Scenario	Percentage of Time over 150 kW	Percentage of Time over 200 kW
No ESS	3.997%	0.0437%
Constant power	0.902%	0.0167%
Proposed PMS	1.365%	0.0028%
Infinite capacity	1.856%	0.0139%

, where the percentage of time that the primary source is outputting more than 150 and 200 kW is shown. The proposed PMS has promising results with respect to the other control systems, including the scenario with infinite storage, as it effectively reduces the stress on the primary source during peak demand. The proposed PMS limits the peak better than the infinite capacity scenario due to the fact that the latter uses all of the recovered energy at the beginning of the lift, causing the storage to be depleted prematurely and forcing the generator to take over for the rest of the duration of the lift. The reduction in peak power consumption achieved by the proposed PMS reduces the stress on the primary source and allows for the downsizing of the diesel generator or the substation feeding the hybrid cranes; this could potentially be an opportunity for further reductions in costs for terminal operators (in addition to the energy cost savings).
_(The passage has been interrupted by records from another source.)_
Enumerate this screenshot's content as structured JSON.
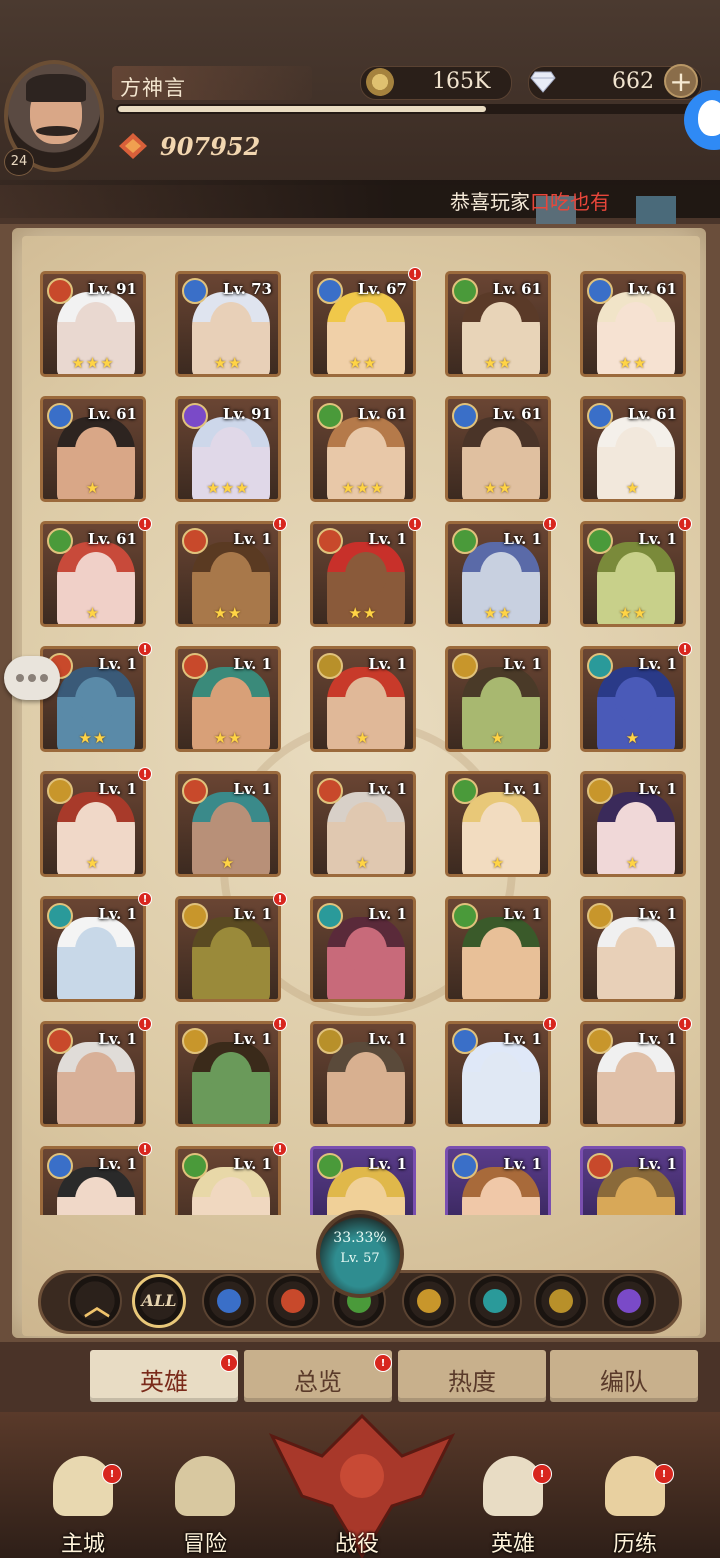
{
  "player": {
    "name": "方神言",
    "level": "24",
    "power": "907952"
  },
  "resources": {
    "gold": "165K",
    "gems": "662",
    "add_label": "+"
  },
  "marquee": {
    "prefix": "恭喜玩家",
    "name": "口吃也有"
  },
  "colors": {
    "fire": "#c8492b",
    "water": "#3a6fc8",
    "nature": "#4a9a3a",
    "light": "#c8962b",
    "void": "#7a4ac8",
    "wind": "#2a9a9a",
    "sun": "#b8902a"
  },
  "heroes": [
    {
      "lv": "Lv. 91",
      "stars": "★★★",
      "faction": "fire",
      "alert": false,
      "rarity": "normal",
      "skin": "#e9d8d0",
      "hair": "#f2f2f2"
    },
    {
      "lv": "Lv. 73",
      "stars": "★★",
      "faction": "water",
      "alert": false,
      "rarity": "normal",
      "skin": "#e8d0b8",
      "hair": "#dfe4ef"
    },
    {
      "lv": "Lv. 67",
      "stars": "★★",
      "faction": "water",
      "alert": true,
      "rarity": "normal",
      "skin": "#f0d0a8",
      "hair": "#f0c84a"
    },
    {
      "lv": "Lv. 61",
      "stars": "★★",
      "faction": "nature",
      "alert": false,
      "rarity": "normal",
      "skin": "#e8d4b8",
      "hair": "#5a3a28"
    },
    {
      "lv": "Lv. 61",
      "stars": "★★",
      "faction": "water",
      "alert": false,
      "rarity": "normal",
      "skin": "#f6e2d2",
      "hair": "#f1e4c8"
    },
    {
      "lv": "Lv. 61",
      "stars": "★",
      "faction": "water",
      "alert": false,
      "rarity": "normal",
      "skin": "#d9a787",
      "hair": "#2d2420"
    },
    {
      "lv": "Lv. 91",
      "stars": "★★★",
      "faction": "void",
      "alert": false,
      "rarity": "normal",
      "skin": "#e0d8e8",
      "hair": "#cdd7ea"
    },
    {
      "lv": "Lv. 61",
      "stars": "★★★",
      "faction": "nature",
      "alert": false,
      "rarity": "normal",
      "skin": "#e8c8a8",
      "hair": "#b57a4a"
    },
    {
      "lv": "Lv. 61",
      "stars": "★★",
      "faction": "water",
      "alert": false,
      "rarity": "normal",
      "skin": "#e0c0a0",
      "hair": "#4a3428"
    },
    {
      "lv": "Lv. 61",
      "stars": "★",
      "faction": "water",
      "alert": false,
      "rarity": "normal",
      "skin": "#f2e8dc",
      "hair": "#f4f0ea"
    },
    {
      "lv": "Lv. 61",
      "stars": "★",
      "faction": "nature",
      "alert": true,
      "rarity": "normal",
      "skin": "#f0d0c8",
      "hair": "#c84a3a"
    },
    {
      "lv": "Lv. 1",
      "stars": "★★",
      "faction": "fire",
      "alert": true,
      "rarity": "normal",
      "skin": "#a8784a",
      "hair": "#5a3a22"
    },
    {
      "lv": "Lv. 1",
      "stars": "★★",
      "faction": "fire",
      "alert": true,
      "rarity": "normal",
      "skin": "#8a5a3a",
      "hair": "#c8302a"
    },
    {
      "lv": "Lv. 1",
      "stars": "★★",
      "faction": "nature",
      "alert": true,
      "rarity": "normal",
      "skin": "#c8d0e0",
      "hair": "#5a6aa8"
    },
    {
      "lv": "Lv. 1",
      "stars": "★★",
      "faction": "nature",
      "alert": true,
      "rarity": "normal",
      "skin": "#c8d08a",
      "hair": "#7a8a3a"
    },
    {
      "lv": "Lv. 1",
      "stars": "★★",
      "faction": "fire",
      "alert": true,
      "rarity": "normal",
      "skin": "#5a8aa8",
      "hair": "#3a5a78"
    },
    {
      "lv": "Lv. 1",
      "stars": "★★",
      "faction": "fire",
      "alert": false,
      "rarity": "normal",
      "skin": "#d8a078",
      "hair": "#3a8a7a"
    },
    {
      "lv": "Lv. 1",
      "stars": "★",
      "faction": "sun",
      "alert": false,
      "rarity": "normal",
      "skin": "#e0b898",
      "hair": "#c83a2a"
    },
    {
      "lv": "Lv. 1",
      "stars": "★",
      "faction": "light",
      "alert": false,
      "rarity": "normal",
      "skin": "#a8b870",
      "hair": "#4a3a28"
    },
    {
      "lv": "Lv. 1",
      "stars": "★",
      "faction": "wind",
      "alert": true,
      "rarity": "normal",
      "skin": "#4a5ab8",
      "hair": "#2a3a88"
    },
    {
      "lv": "Lv. 1",
      "stars": "★",
      "faction": "light",
      "alert": true,
      "rarity": "normal",
      "skin": "#f0d8c8",
      "hair": "#a83a2a"
    },
    {
      "lv": "Lv. 1",
      "stars": "★",
      "faction": "fire",
      "alert": false,
      "rarity": "normal",
      "skin": "#b89078",
      "hair": "#3a8a8a"
    },
    {
      "lv": "Lv. 1",
      "stars": "★",
      "faction": "fire",
      "alert": false,
      "rarity": "normal",
      "skin": "#e0c8b0",
      "hair": "#d8d0c8"
    },
    {
      "lv": "Lv. 1",
      "stars": "★",
      "faction": "nature",
      "alert": false,
      "rarity": "normal",
      "skin": "#f2dcc0",
      "hair": "#e8c878"
    },
    {
      "lv": "Lv. 1",
      "stars": "★",
      "faction": "light",
      "alert": false,
      "rarity": "normal",
      "skin": "#f0d8d8",
      "hair": "#3a2a5a"
    },
    {
      "lv": "Lv. 1",
      "stars": "",
      "faction": "wind",
      "alert": true,
      "rarity": "normal",
      "skin": "#c8d8e8",
      "hair": "#f4f4f4"
    },
    {
      "lv": "Lv. 1",
      "stars": "",
      "faction": "light",
      "alert": true,
      "rarity": "normal",
      "skin": "#9a8a3a",
      "hair": "#5a4a22"
    },
    {
      "lv": "Lv. 1",
      "stars": "",
      "faction": "wind",
      "alert": false,
      "rarity": "normal",
      "skin": "#c86a7a",
      "hair": "#5a2a3a"
    },
    {
      "lv": "Lv. 1",
      "stars": "",
      "faction": "nature",
      "alert": false,
      "rarity": "normal",
      "skin": "#e8c098",
      "hair": "#3a5a2a"
    },
    {
      "lv": "Lv. 1",
      "stars": "",
      "faction": "light",
      "alert": false,
      "rarity": "normal",
      "skin": "#e8d0b8",
      "hair": "#f0f0f0"
    },
    {
      "lv": "Lv. 1",
      "stars": "",
      "faction": "fire",
      "alert": true,
      "rarity": "normal",
      "skin": "#d8b098",
      "hair": "#e0dcd8"
    },
    {
      "lv": "Lv. 1",
      "stars": "",
      "faction": "light",
      "alert": true,
      "rarity": "normal",
      "skin": "#6a9a5a",
      "hair": "#3a2a1a"
    },
    {
      "lv": "Lv. 1",
      "stars": "",
      "faction": "sun",
      "alert": false,
      "rarity": "normal",
      "skin": "#d8b090",
      "hair": "#5a4a3a"
    },
    {
      "lv": "Lv. 1",
      "stars": "",
      "faction": "water",
      "alert": true,
      "rarity": "normal",
      "skin": "#e0e8f4",
      "hair": "#dfe8f8"
    },
    {
      "lv": "Lv. 1",
      "stars": "",
      "faction": "light",
      "alert": true,
      "rarity": "normal",
      "skin": "#e0c0a8",
      "hair": "#f0f0f0"
    },
    {
      "lv": "Lv. 1",
      "stars": "",
      "faction": "water",
      "alert": true,
      "rarity": "normal",
      "skin": "#f0d8c8",
      "hair": "#2a2a2a"
    },
    {
      "lv": "Lv. 1",
      "stars": "",
      "faction": "nature",
      "alert": true,
      "rarity": "normal",
      "skin": "#f0d8c0",
      "hair": "#e8d8a8"
    },
    {
      "lv": "Lv. 1",
      "stars": "",
      "faction": "nature",
      "alert": false,
      "rarity": "epic",
      "skin": "#f0d098",
      "hair": "#e0b84a"
    },
    {
      "lv": "Lv. 1",
      "stars": "",
      "faction": "water",
      "alert": false,
      "rarity": "epic",
      "skin": "#f0c8a8",
      "hair": "#a86a3a"
    },
    {
      "lv": "Lv. 1",
      "stars": "",
      "faction": "fire",
      "alert": false,
      "rarity": "epic",
      "skin": "#d8a858",
      "hair": "#8a6a3a"
    }
  ],
  "collection": {
    "percent": "33.33%",
    "level": "Lv. 57"
  },
  "filters": [
    {
      "id": "collapse",
      "label": ""
    },
    {
      "id": "all",
      "label": "ALL"
    },
    {
      "id": "water",
      "label": ""
    },
    {
      "id": "fire",
      "label": ""
    },
    {
      "id": "nature",
      "label": ""
    },
    {
      "id": "light",
      "label": ""
    },
    {
      "id": "wind",
      "label": ""
    },
    {
      "id": "sun",
      "label": ""
    },
    {
      "id": "void",
      "label": ""
    }
  ],
  "tabs": [
    {
      "label": "英雄",
      "active": true,
      "alert": true
    },
    {
      "label": "总览",
      "active": false,
      "alert": true
    },
    {
      "label": "热度",
      "active": false,
      "alert": false
    },
    {
      "label": "编队",
      "active": false,
      "alert": false
    }
  ],
  "nav": [
    {
      "label": "主城",
      "icon": "castle-icon",
      "alert": true
    },
    {
      "label": "冒险",
      "icon": "map-scroll-icon",
      "alert": false
    },
    {
      "label": "战役",
      "icon": "dragon-icon",
      "alert": false
    },
    {
      "label": "英雄",
      "icon": "hero-icon",
      "alert": true
    },
    {
      "label": "历练",
      "icon": "training-icon",
      "alert": true
    }
  ]
}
An example of the behaviour of the energy storage is visible in Figure 10, which shows a slice of the simulation when the hoist motor performs a lowering and a lifting. In the example, the energy storage starts with around 0.4 MJ of stored energy (Figure 10b), and it recovers the regenerated power (shown in Figure 10a as the negative power). At the end of the lowering, the ESS reaches almost 1.1 MJ of stored energy (relatively low, as it was only lowering an empty headblock), with the flywheel spinning at around 9500 RPM. The stored energy is used in the second part, during the lift of a container, reducing the power demand on the primary source. At the end of the cycle, the ESS ends with very little remaining energy.
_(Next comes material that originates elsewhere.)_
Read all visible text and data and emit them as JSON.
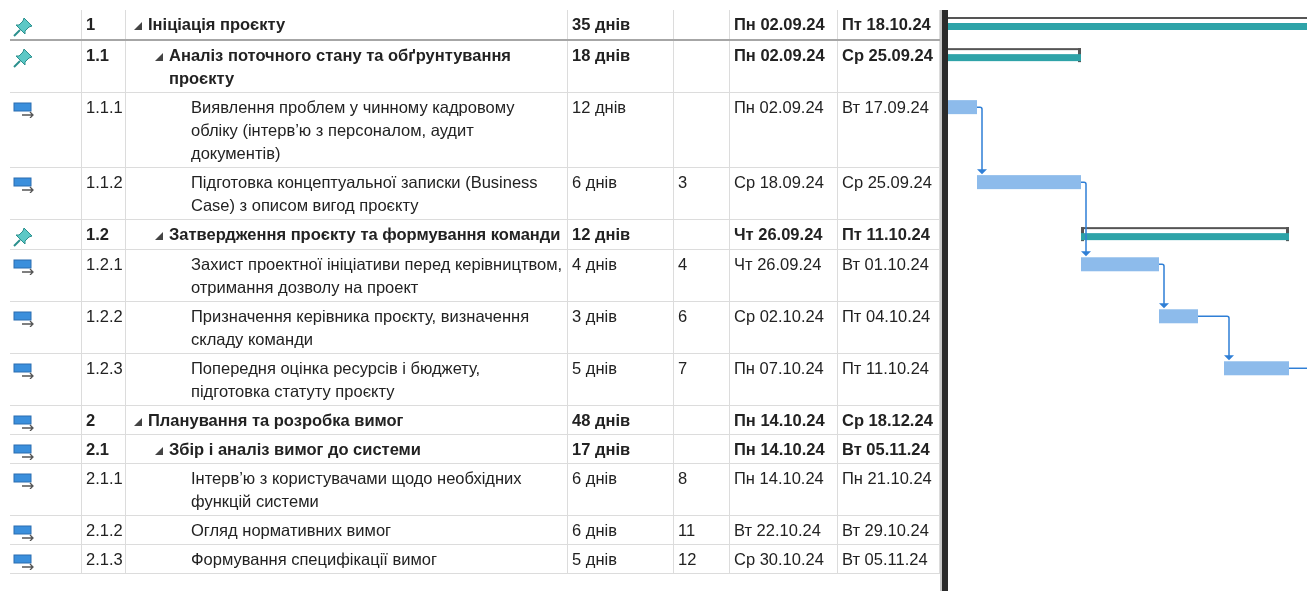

The intensity of the activity of the hybrid crane has an impact on the energy savings: low utilisation causes lower savings due to the larger times between lifts (and consequent high standing losses of the storage). Nevertheless, the proposed PMS optimisation process is limited to the single lift and is not dependent on their frequency, and it is only sensible to variations in the distribution of lift durations. Major changes in the container terminal operations could cause, for example, a reduction or an increase in average stack heights, leading to shorter or longer lift durations. This will need to be addressed by recalculating the optimal strategy with the new distribution parameters.

5. Conclusions

A power management strategy has been developed that minimises the energy costs associated with systems subjected to stochastic loads with a random duration. An optimal control problem has been established where the cost function takes into account the variability of the load, penalising the energy cost depending on the probability that a certain condition occurs. After accurately reducing the search space, an HTCondor cluster has been used to perform the numerical calculations aimed at obtaining the global minimum. A set of control strategies has been calculated for a range of possible initial conditions, and the resolution has been increased by interpolating the results.

The calculated PMS has been implemented in a MATLAB/Simulink model of a rubber tyre gantry crane equipped with a flywheel energy storage system; the results of the simulation show that the proposed power management strategy performs better than existing control strategies and very close to the ideal case. In particular, the results show that energy storage with optimal control reduces energy consumption and peak power demand, resulting in an efficient utilisation of the limited capacity of the storage. As the simulations show, using the proposed strategy for energy storage could reduce the energy consumption in container ports by a significant amount, as RTG cranes account for a large portion of the port’s total demand. The added benefit of peak power reduction could potentially minimise the maintenance costs for diesel generators and/or reduce the stress on the electrical infrastructure of the port.